Thursday, October 14, 2010


It has been on my mind for a while to start looking into doing something about the cosmetic appearance of Joel's eye. Every time we go out, someone will comment on it, usually along the lines of "does he have a sore eye?". The iris is very dark and the pupil is huge, giving his eye the appearance of being just a black ball. There is that, plus the fact is it starting to get quite noticabley smaller than the other eye. It will only be through God that he gets vision, so between now and then we need to look at helping his face to grow while the eye isn't growing.

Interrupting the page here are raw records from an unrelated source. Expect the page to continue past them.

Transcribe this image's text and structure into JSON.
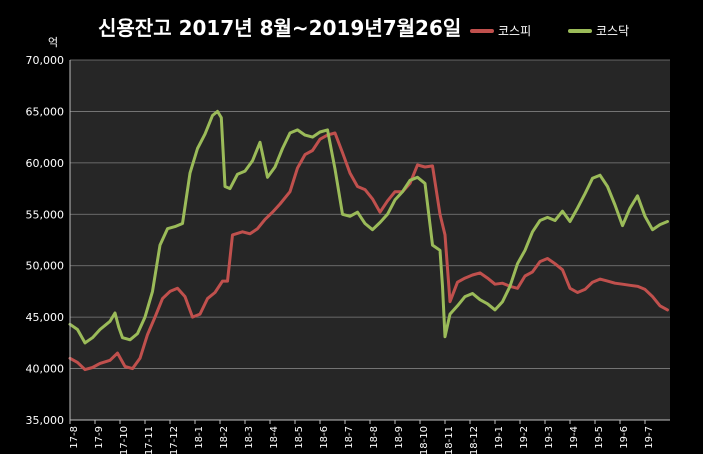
{
  "title": "신용잔고 2017년 8월~2019년7월26일",
  "unit_label": "억",
  "legend": [
    {
      "name": "코스피",
      "color": "#c0504d"
    },
    {
      "name": "코스닥",
      "color": "#9bbb59"
    }
  ],
  "chart_data": {
    "type": "line",
    "title": "신용잔고 2017년 8월~2019년7월26일",
    "xlabel": "",
    "ylabel": "억",
    "ylim": [
      35000,
      70000
    ],
    "yticks": [
      "35,000",
      "40,000",
      "45,000",
      "50,000",
      "55,000",
      "60,000",
      "65,000",
      "70,000"
    ],
    "categories": [
      "17-8",
      "17-9",
      "17-10",
      "17-11",
      "17-12",
      "18-1",
      "18-2",
      "18-3",
      "18-4",
      "18-5",
      "18-6",
      "18-7",
      "18-8",
      "18-9",
      "18-10",
      "18-11",
      "18-12",
      "19-1",
      "19-2",
      "19-3",
      "19-4",
      "19-5",
      "19-6",
      "19-7"
    ],
    "x_end": 24.0,
    "legend_position": "top-right",
    "grid": true,
    "series": [
      {
        "name": "코스피",
        "color": "#c0504d",
        "x": [
          0.0,
          0.3,
          0.6,
          0.9,
          1.2,
          1.6,
          1.9,
          2.2,
          2.5,
          2.8,
          3.1,
          3.4,
          3.7,
          4.0,
          4.3,
          4.6,
          4.9,
          5.2,
          5.5,
          5.8,
          6.1,
          6.3,
          6.5,
          6.9,
          7.2,
          7.5,
          7.8,
          8.1,
          8.4,
          8.8,
          9.1,
          9.4,
          9.7,
          10.0,
          10.3,
          10.6,
          10.9,
          11.2,
          11.5,
          11.8,
          12.1,
          12.4,
          12.7,
          13.0,
          13.3,
          13.6,
          13.9,
          14.2,
          14.5,
          14.8,
          15.0,
          15.2,
          15.5,
          15.8,
          16.1,
          16.4,
          16.7,
          17.0,
          17.3,
          17.6,
          17.9,
          18.2,
          18.5,
          18.8,
          19.1,
          19.4,
          19.7,
          20.0,
          20.3,
          20.6,
          20.9,
          21.2,
          21.5,
          21.8,
          22.1,
          22.4,
          22.7,
          23.0,
          23.3,
          23.6,
          23.9
        ],
        "values": [
          41000,
          40600,
          39900,
          40100,
          40500,
          40800,
          41500,
          40200,
          40000,
          41000,
          43300,
          45000,
          46800,
          47500,
          47800,
          47000,
          45000,
          45300,
          46800,
          47400,
          48500,
          48500,
          53000,
          53300,
          53100,
          53600,
          54500,
          55200,
          56000,
          57200,
          59500,
          60800,
          61200,
          62300,
          62700,
          62900,
          61000,
          59000,
          57700,
          57400,
          56500,
          55200,
          56300,
          57200,
          57200,
          58000,
          59800,
          59600,
          59700,
          55000,
          53000,
          46500,
          48400,
          48800,
          49100,
          49300,
          48800,
          48200,
          48300,
          48000,
          47800,
          49000,
          49400,
          50400,
          50700,
          50200,
          49600,
          47800,
          47400,
          47700,
          48400,
          48700,
          48500,
          48300,
          48200,
          48100,
          48000,
          47700,
          47000,
          46100,
          45700
        ]
      },
      {
        "name": "코스닥",
        "color": "#9bbb59",
        "x": [
          0.0,
          0.3,
          0.6,
          0.9,
          1.2,
          1.6,
          1.8,
          1.95,
          2.1,
          2.4,
          2.7,
          3.0,
          3.3,
          3.6,
          3.9,
          4.2,
          4.5,
          4.8,
          5.1,
          5.4,
          5.7,
          5.9,
          6.05,
          6.2,
          6.4,
          6.7,
          7.0,
          7.3,
          7.6,
          7.9,
          8.2,
          8.5,
          8.8,
          9.1,
          9.4,
          9.7,
          10.0,
          10.3,
          10.6,
          10.9,
          11.2,
          11.5,
          11.8,
          12.1,
          12.4,
          12.7,
          13.0,
          13.3,
          13.6,
          13.9,
          14.2,
          14.5,
          14.8,
          14.9,
          15.0,
          15.2,
          15.5,
          15.8,
          16.1,
          16.4,
          16.7,
          17.0,
          17.3,
          17.6,
          17.9,
          18.2,
          18.5,
          18.8,
          19.1,
          19.4,
          19.7,
          20.0,
          20.3,
          20.6,
          20.9,
          21.2,
          21.5,
          21.8,
          22.1,
          22.4,
          22.7,
          23.0,
          23.3,
          23.6,
          23.9
        ],
        "values": [
          44300,
          43800,
          42500,
          43000,
          43800,
          44600,
          45400,
          44000,
          43000,
          42800,
          43400,
          45000,
          47500,
          52000,
          53600,
          53800,
          54100,
          59000,
          61400,
          62800,
          64600,
          65000,
          64400,
          57700,
          57500,
          58900,
          59200,
          60200,
          62000,
          58600,
          59600,
          61400,
          62900,
          63200,
          62700,
          62500,
          63000,
          63200,
          59400,
          55000,
          54800,
          55200,
          54100,
          53500,
          54200,
          55000,
          56400,
          57200,
          58300,
          58600,
          58000,
          52000,
          51500,
          48000,
          43100,
          45300,
          46100,
          47000,
          47300,
          46700,
          46300,
          45700,
          46500,
          48000,
          50200,
          51500,
          53300,
          54400,
          54700,
          54400,
          55300,
          54300,
          55600,
          57000,
          58500,
          58800,
          57700,
          55900,
          53900,
          55600,
          56800,
          54800,
          53500,
          54000,
          54300
        ]
      }
    ]
  }
}
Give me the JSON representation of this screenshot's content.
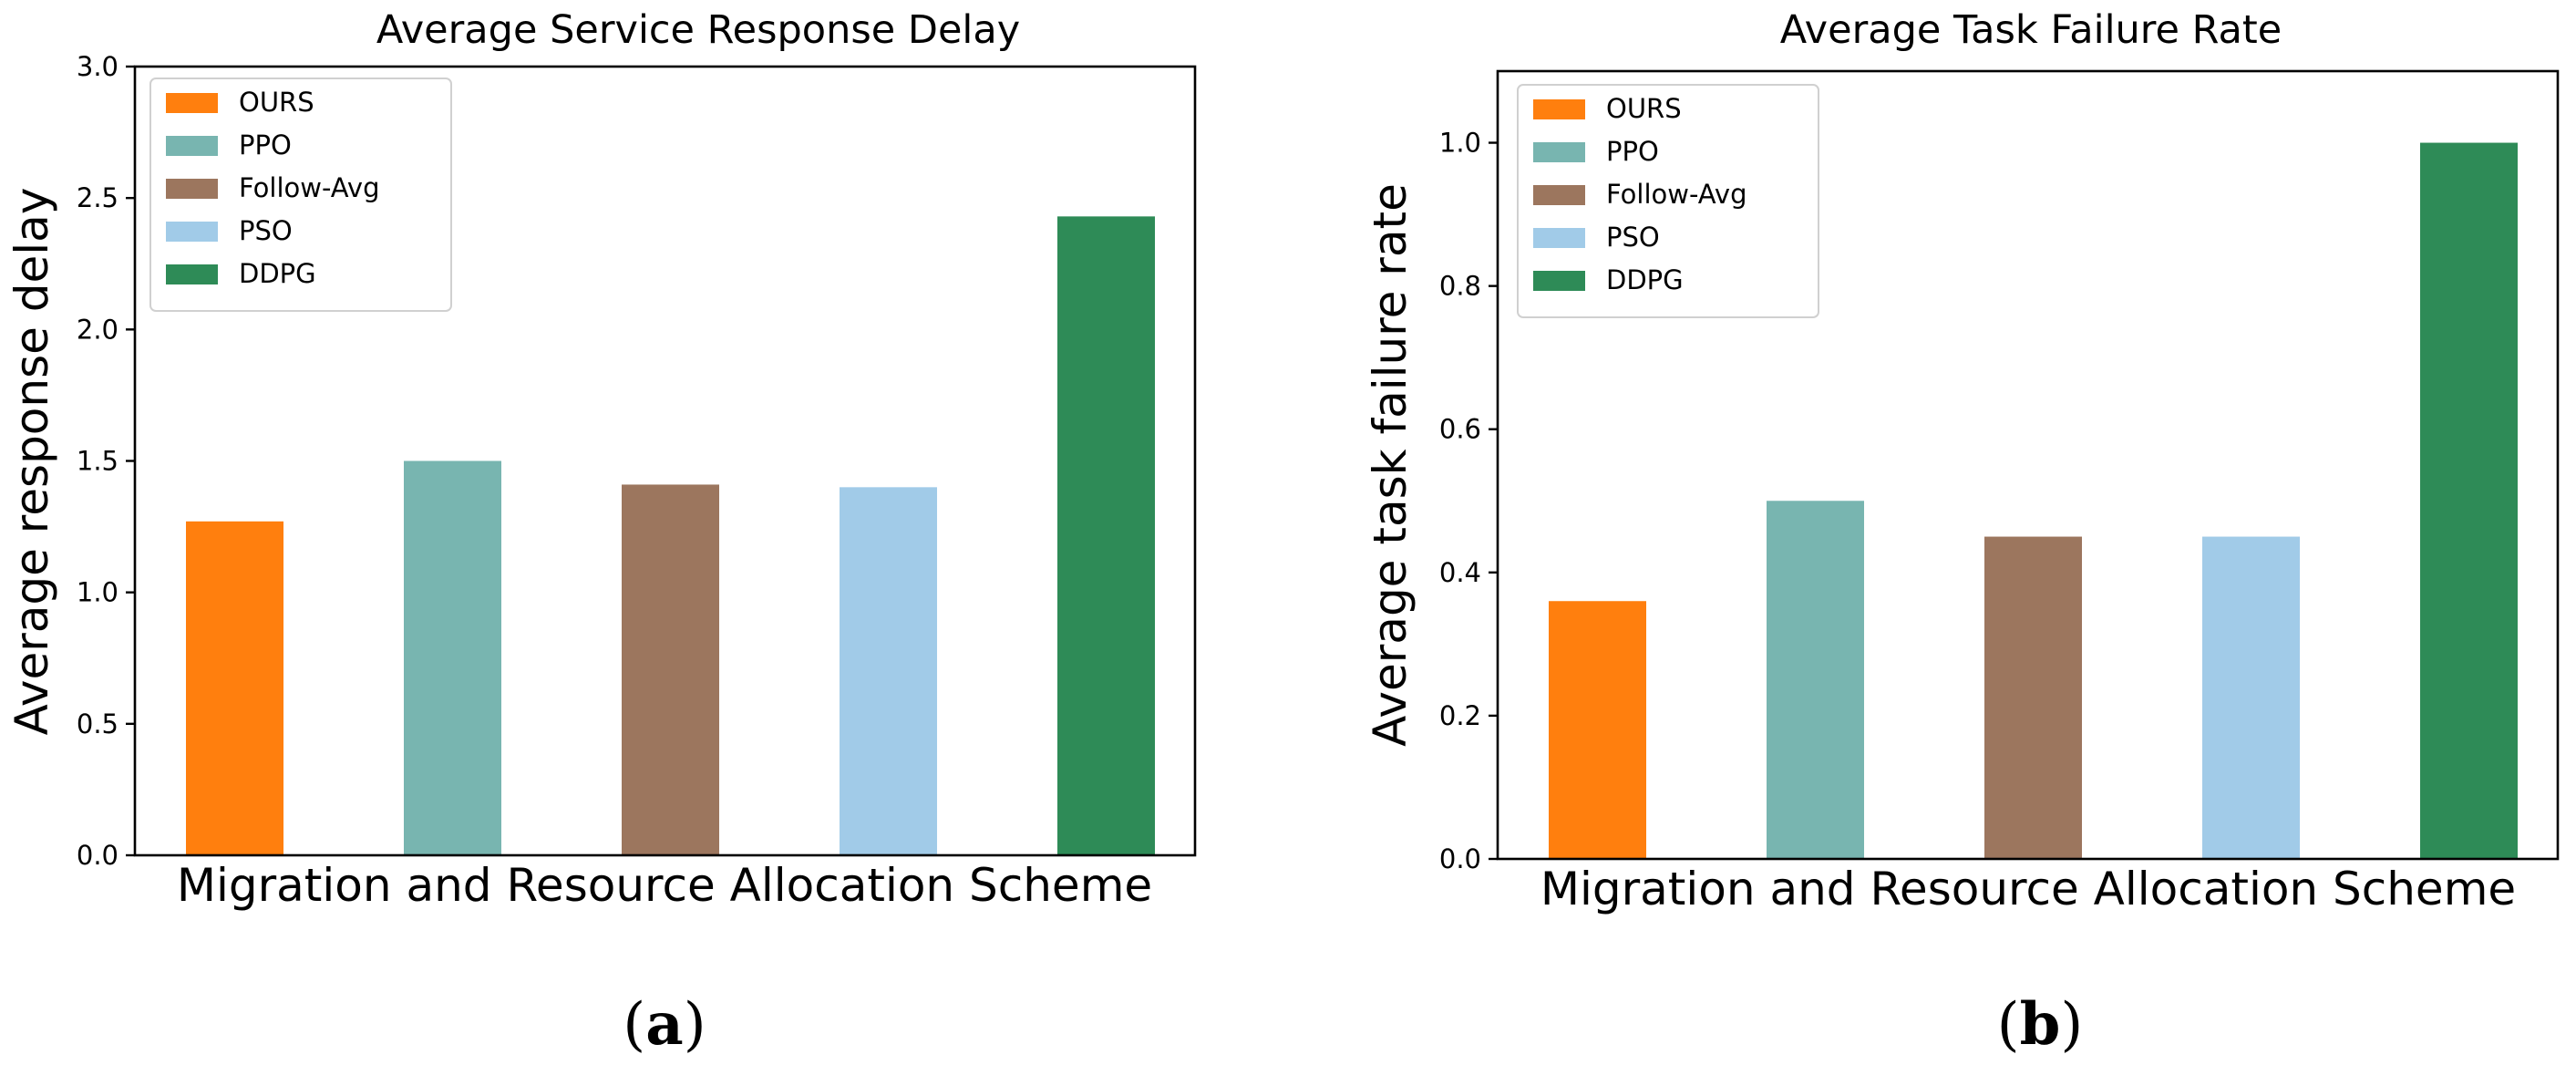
{
  "chart_data": [
    {
      "type": "bar",
      "title": "Average Service Response Delay",
      "xlabel": "Migration and Resource Allocation Scheme",
      "ylabel": "Average response delay",
      "ylim": [
        0,
        3.0
      ],
      "yticks": [
        0.0,
        0.5,
        1.0,
        1.5,
        2.0,
        2.5,
        3.0
      ],
      "ytick_labels": [
        "0.0",
        "0.5",
        "1.0",
        "1.5",
        "2.0",
        "2.5",
        "3.0"
      ],
      "categories": [
        "OURS",
        "PPO",
        "Follow-Avg",
        "PSO",
        "DDPG"
      ],
      "values": [
        1.27,
        1.5,
        1.41,
        1.4,
        2.43
      ],
      "legend": "top-left",
      "grid": false
    },
    {
      "type": "bar",
      "title": "Average Task Failure Rate",
      "xlabel": "Migration and Resource Allocation Scheme",
      "ylabel": "Average task failure rate",
      "ylim": [
        0,
        1.1
      ],
      "yticks": [
        0.0,
        0.2,
        0.4,
        0.6,
        0.8,
        1.0
      ],
      "ytick_labels": [
        "0.0",
        "0.2",
        "0.4",
        "0.6",
        "0.8",
        "1.0"
      ],
      "categories": [
        "OURS",
        "PPO",
        "Follow-Avg",
        "PSO",
        "DDPG"
      ],
      "values": [
        0.36,
        0.5,
        0.45,
        0.45,
        1.0
      ],
      "legend": "top-left",
      "grid": false
    }
  ],
  "series_colors": [
    "#ff7f0e",
    "#78b5b0",
    "#9c765e",
    "#a1cbe8",
    "#2e8b57"
  ],
  "captions": [
    "(a)",
    "(b)"
  ]
}
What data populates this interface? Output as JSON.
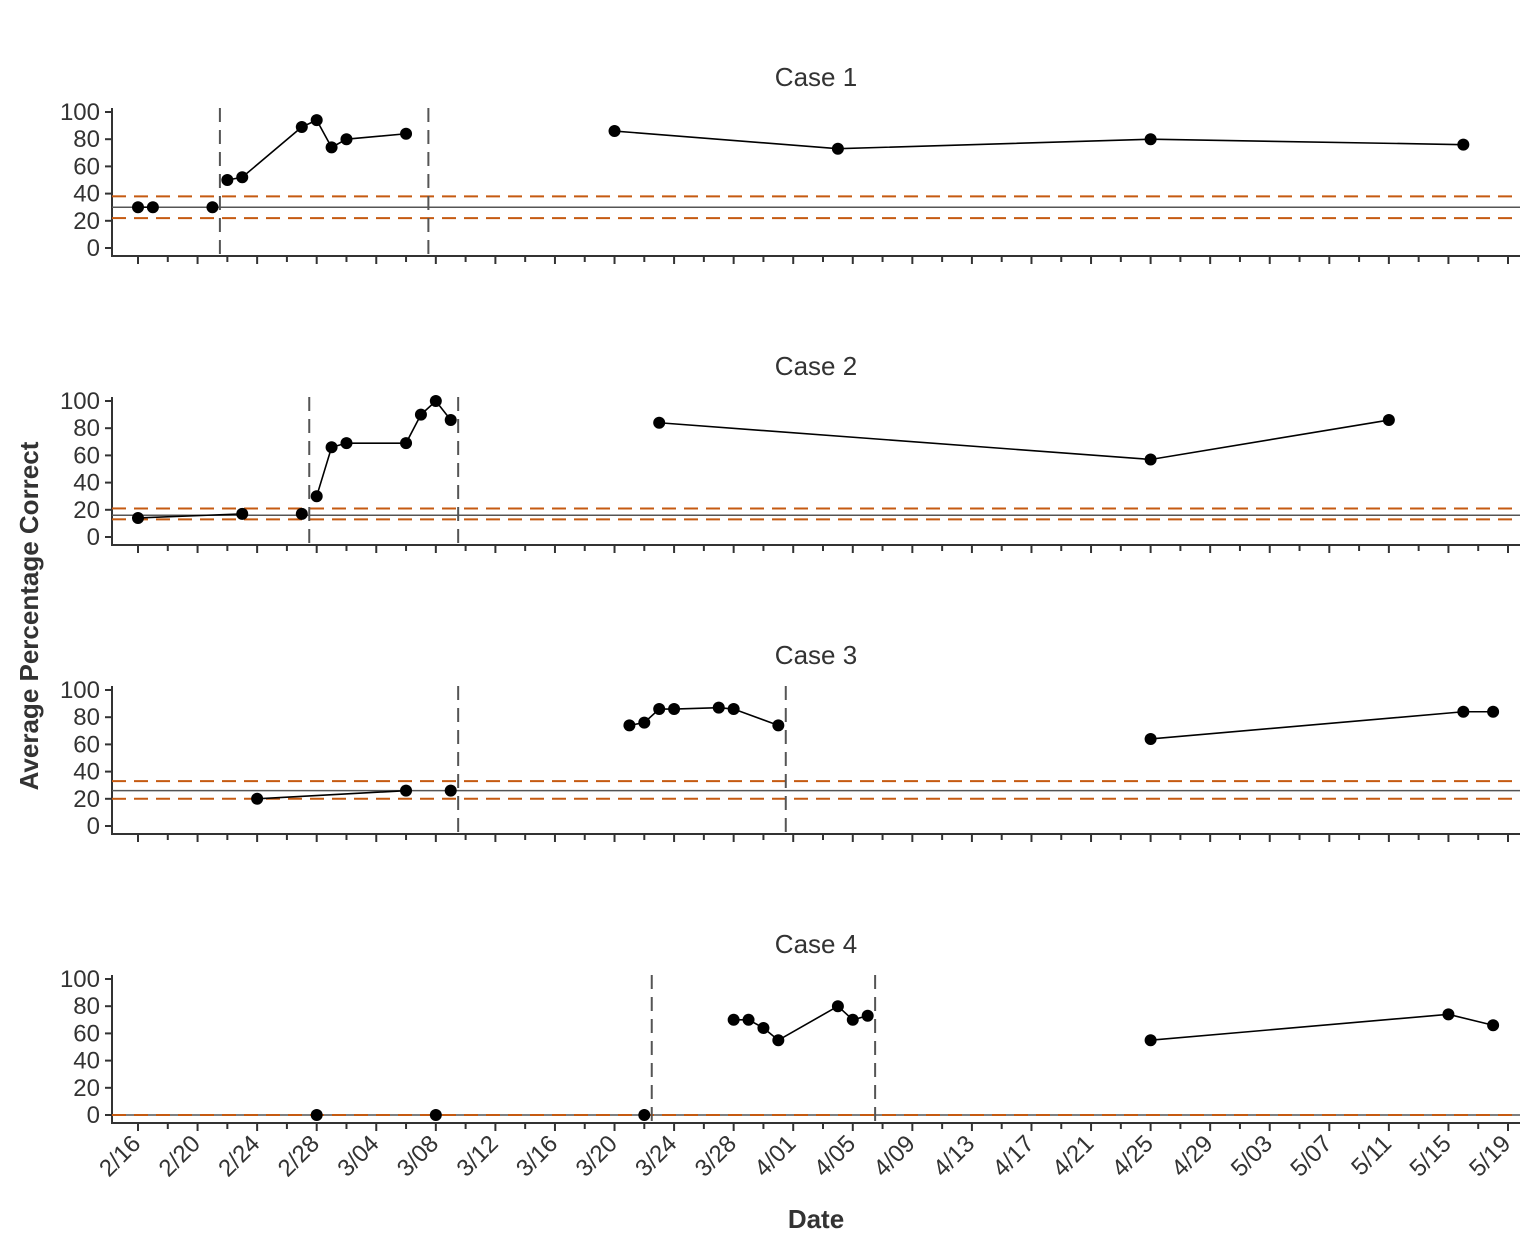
{
  "chart_data": {
    "type": "line",
    "ylabel": "Average Percentage Correct",
    "xlabel": "Date",
    "x_tick_labels": [
      "2/16",
      "2/20",
      "2/24",
      "2/28",
      "3/04",
      "3/08",
      "3/12",
      "3/16",
      "3/20",
      "3/24",
      "3/28",
      "4/01",
      "4/05",
      "4/09",
      "4/13",
      "4/17",
      "4/21",
      "4/25",
      "4/29",
      "5/03",
      "5/07",
      "5/11",
      "5/15",
      "5/19"
    ],
    "y_tick_labels": [
      "0",
      "20",
      "40",
      "60",
      "80",
      "100"
    ],
    "ylim": [
      0,
      100
    ],
    "xlim": [
      "2/14",
      "5/20"
    ],
    "grid": false,
    "colors": {
      "series": "#000000",
      "phase_line": "#555555",
      "reference_line": "#C55A11",
      "axis": "#333333"
    },
    "panels": [
      {
        "title": "Case 1",
        "phase_change_dates": [
          "2/21",
          "3/07"
        ],
        "reference_lines": {
          "solid": 30,
          "dashed": [
            38,
            22
          ]
        },
        "segments": [
          [
            [
              "2/16",
              30
            ],
            [
              "2/17",
              30
            ]
          ],
          [
            [
              "2/21",
              30
            ]
          ],
          [
            [
              "2/22",
              50
            ],
            [
              "2/23",
              52
            ],
            [
              "2/27",
              89
            ],
            [
              "2/28",
              94
            ],
            [
              "3/01",
              74
            ],
            [
              "3/02",
              80
            ],
            [
              "3/06",
              84
            ]
          ],
          [
            [
              "3/20",
              86
            ],
            [
              "4/04",
              73
            ],
            [
              "4/25",
              80
            ],
            [
              "5/16",
              76
            ]
          ]
        ]
      },
      {
        "title": "Case 2",
        "phase_change_dates": [
          "2/27",
          "3/09"
        ],
        "reference_lines": {
          "solid": 16,
          "dashed": [
            21,
            13
          ]
        },
        "segments": [
          [
            [
              "2/16",
              14
            ],
            [
              "2/23",
              17
            ]
          ],
          [
            [
              "2/27",
              17
            ]
          ],
          [
            [
              "2/28",
              30
            ],
            [
              "3/01",
              66
            ],
            [
              "3/02",
              69
            ],
            [
              "3/06",
              69
            ],
            [
              "3/07",
              90
            ],
            [
              "3/08",
              100
            ],
            [
              "3/09",
              86
            ]
          ],
          [
            [
              "3/23",
              84
            ],
            [
              "4/25",
              57
            ],
            [
              "5/11",
              86
            ]
          ]
        ]
      },
      {
        "title": "Case 3",
        "phase_change_dates": [
          "3/09",
          "3/31"
        ],
        "reference_lines": {
          "solid": 26,
          "dashed": [
            33,
            20
          ]
        },
        "segments": [
          [
            [
              "2/24",
              20
            ],
            [
              "3/06",
              26
            ]
          ],
          [
            [
              "3/09",
              26
            ]
          ],
          [
            [
              "3/21",
              74
            ],
            [
              "3/22",
              76
            ],
            [
              "3/23",
              86
            ],
            [
              "3/24",
              86
            ],
            [
              "3/27",
              87
            ],
            [
              "3/28",
              86
            ],
            [
              "3/31",
              74
            ]
          ],
          [
            [
              "4/25",
              64
            ],
            [
              "5/16",
              84
            ],
            [
              "5/18",
              84
            ]
          ]
        ]
      },
      {
        "title": "Case 4",
        "phase_change_dates": [
          "3/22",
          "4/06"
        ],
        "reference_lines": {
          "solid": 0,
          "dashed": [
            0
          ]
        },
        "segments": [
          [
            [
              "2/28",
              0
            ]
          ],
          [
            [
              "3/08",
              0
            ]
          ],
          [
            [
              "3/22",
              0
            ]
          ],
          [
            [
              "3/28",
              70
            ],
            [
              "3/29",
              70
            ],
            [
              "3/30",
              64
            ],
            [
              "3/31",
              55
            ],
            [
              "4/04",
              80
            ],
            [
              "4/05",
              70
            ],
            [
              "4/06",
              73
            ]
          ],
          [
            [
              "4/25",
              55
            ],
            [
              "5/15",
              74
            ],
            [
              "5/18",
              66
            ]
          ]
        ]
      }
    ]
  }
}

I have just spoken to a man called Paul who is an Ocularist here in Perth (an Ocularist is someone who specialises in creating and fitting artificial eyes). He has suggested that the best way to go is to put a false eye over the top of Joel's natural eye. I have renewed hope now that Joel will look just as normal as the next little boy and I am so happy because there is a picnic in Kings Park in a few weekends time for all the kids who have artificial eyes!! I will get to meet other parents who have little kids with artificial eyes, contact lenses, conformers.... I am just so happy that his eye is going to look a lot more normal than it does now and I am really looking forward to meeting the other parents and seeing the other little kids.

This is the place I will be taking Joel, I need to send them an email to make a time to take him:


And this is the link to the picnic. What an amazing thing that I called today, this is on in 2 weeks. Love how God works ;-)


Tuesday, October 12, 2010

Hand, foot and mouth. What next!

Poor Joel has hand, foot and mouth (also called Coxsackie Virus). He has blisters on his hands, feet and around his nose. Thankfully none are in his mouth but he does have ulcers. He is still 100% breastfed and I really think that is what is helpling to keep them from spreading to his mouth. Being constantly saturated by breastmilk is protecting him. Whenever he gets sick, his PHPV eye goes red and looks "sick". It is the first indicator to me that he is unwell. He has been waking every 2 hours at night and screaming for between 2 and 3 hours. Last night we almost took him to the hospital but then he fell asleep after an extra dose of Nurofen. I took him to the doctor today and he suggested we give him Painstop - usually recommended for kids over 1 but I am sure it's nothing compared to the drugs he's had through his system with his surgeries.

I am waiting to go back to PMH, even if I do see a Registrar. I would like to go there before Christmas so next month I will ring and make an appointment. We are seeing Dr Lam privately on the 14th January next year.

Even if he doesn't have any vision in that eye, I would still like to start looking into something to help the cosmetic appearance of the eye. He will be 1 in January so I think it's time to start looking into that.

It really does feel that his whole life so far has been spent battling illness, recovering from surgeries, visiting the hospital or having check ups at the doctors. This latest illness is just another thing he's had to deal with. I feel more like his nurse than his mum, always administering antibiotics, drops, pain relief. He's such a good little boy. He hates having drops and medicine, as soon as he sees the bottle or syringe he turns his head and makes it so hard to get anything into him. I don't even want to think of the cost of all the drops and Panadol we've wasted! He twists and turns and wriggles and is just so strong, he's such a little fighter!

Along with worrying about Joel, my mum is having a CAT scan tomorrow as the doctors have found a lesion on her lung that hasn't responded to medication. She has never smoked, lives a healthy lifestyle, doesn't drink, eats well...I am just praying it's nothing.

One of the girls from church has organised our dinner for tonight and Rich's work sent through a big box of chocolates for me. I am so blessed to have amazing people in my life and I think it's just amazing how God knows what we need before we do.